No, en amont de toutes ces œuvres, questionne toujours son pays, le Chili, et les traumatismes de la dictature de Pinochet, mais à travers son épilogue, finalement peu connu hors de ses frontières. En 1988, Pinochet, soucieux de donner quelques gages à la communauté internationale, organise un référendum qui décidera de son avenir politique. Habile jeu pseudo démocratique qui table sur la peur des uns ou la résignation des autres pour que le « Oui » l’emporte, et renforce encore l’assise du dictateur.


No retrace la campagne menée par un publicitaire (Garcia Bernal) en faveur du non éponyme. Le film est en premier lieu un formidable documentaire, gorgé d’images d’archives, sur une époque, une esthétique et l’éveil d’un pays à une logique de communication à l’américaine.
Les séquences narratives sont tournées en vidéos, avec la même couleur vintage de l’époque, renforçant à la fois la distance temporelle et l’authenticité du propos.

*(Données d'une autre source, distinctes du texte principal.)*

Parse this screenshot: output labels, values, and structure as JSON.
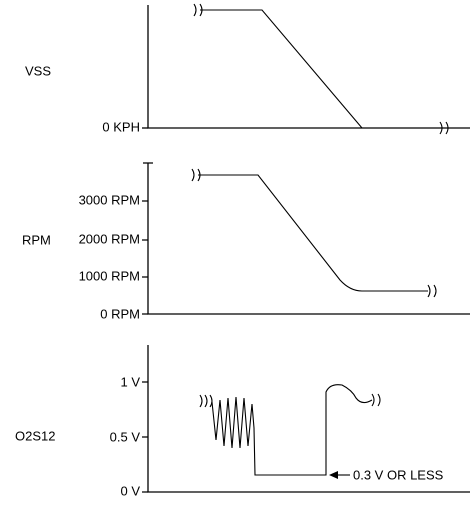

De débat en réunion, de menaces en résistance, la communication s’organise. On retrouve là ce qui fera la singularité des films de Larrain à venir : une conversation dont les différentes répliques se poursuivent sur plusieurs lieux, et quelques afféteries visuelles un peu poussives (on a du mal à s’expliquer son recours constant aux contre-jours, par exemple). Mais la vigueur des comédiens, l’ébullition des idées et la certitude qu’on peut, par le langage et l’inventivité visuelle, motiver un peuple à se déplacer pour voter restituent avec brio une période charnière de l’histoire politique d’un pays.


Car c’est aussi l’occasion d’explorer l’esthétique et les codes publicitaires des années 80, à la fois clinquant et fantaisistes : cette jonction entre humour (certains clips sont très drôles, et particulièrement inventifs) et le sérieux des enjeux donne toute sa singularité au film, d’autant plus enthousiasmant qu’il illustre une page de l’Histoire.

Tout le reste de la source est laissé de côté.